On 13 and 14 December Europol hosted the first pan-European expert meeting on Italian organised crime. The meeting was attended by investigators and prosecutors, from 11 EU Member States, 4 non-EU countries and representatives from Eurojust and Interpol. Among the speakers were Mr Maurizio De Lucia from the Italian National Anti-Mafia Prosecution Service and Mr Michele Prestipino from the Anti-Mafia Prosecution Service of Reggio Calabria.
Italian organised crime groups such as the Calabrese ‘Ndrangheta’, which at the moment is considered the most dangerous and widespread of the Italian mafias (the other main ones being ‘Cosa Nostra’, the ‘Camorra’ and Apulian organised crime), are present in many countries worldwide. The ‘Ndrangheta’ has the capacity to traffic large quantities of narcotics and brokers prices directly with the producers. The profits made on drugs trafficking are typically laundered and infiltrated into different business areas and local economies. Although the profit generated by Italian organised crime is difficult to quantify, estimates assess the ‘Ndrangheta’ alone has an income of 44 billion euros a year, 62% of which derives from drug trafficking, mainly cocaine.
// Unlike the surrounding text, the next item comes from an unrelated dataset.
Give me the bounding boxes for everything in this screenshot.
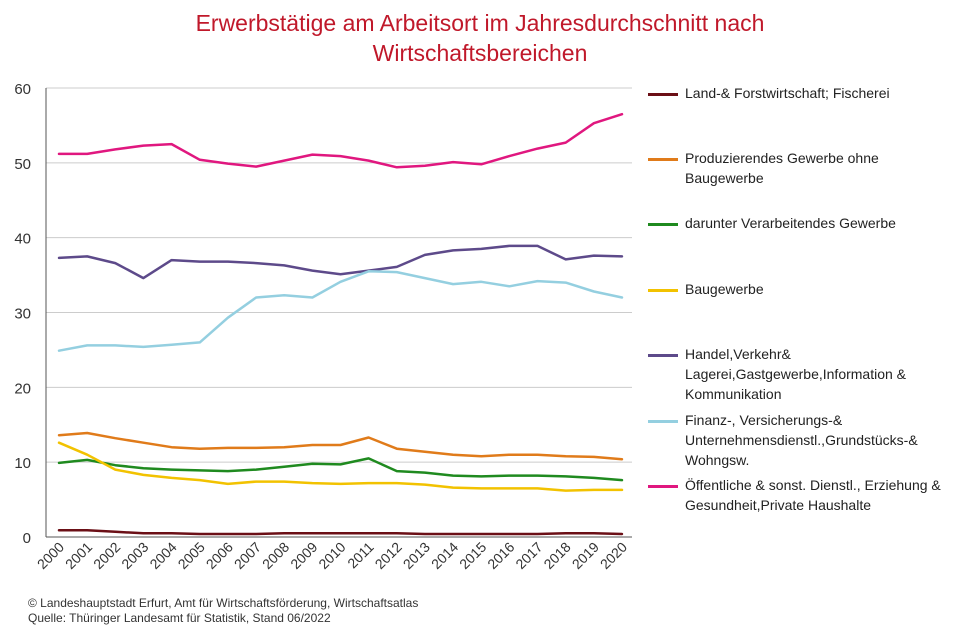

Several bilateral worldwide initiatives have been taken to tackle Italian organised crime, however no joint initiative has ever been launched to fight against this form of crime in a comprehensive and systematic way. Europol is embracing this challenge and this expert meeting was the first step towards the establishment of a dedicated platform for this crime area, which in popular terms is known as ‘Italian Mafia’
“I am pleased that the Italian authorities have asked us to host this important meeting in order to discuss how we can develop coordinated measures to give us better tools to challenge and dismantle mafia organisations. This meeting is also in line with initiatives by the European Parliament’s Special Committee on Organised Crime, Corruption and Money Laundering (CRIM) and it pleases me that we are complementing the committee’s important work,” says Rob Wainwright, Director of Europol.
The CRIM committee, chaired by MEP Sonia Alfano, was set up in March 2012. The committee focuses on organised crime, including mafias, which are seen as a real threat to the security and freedom of European citizens. In a recent report from the CRIM committee, drafted by MEP Salvatore Iacolino, it was proposed to give assets confiscated from mafias back to society.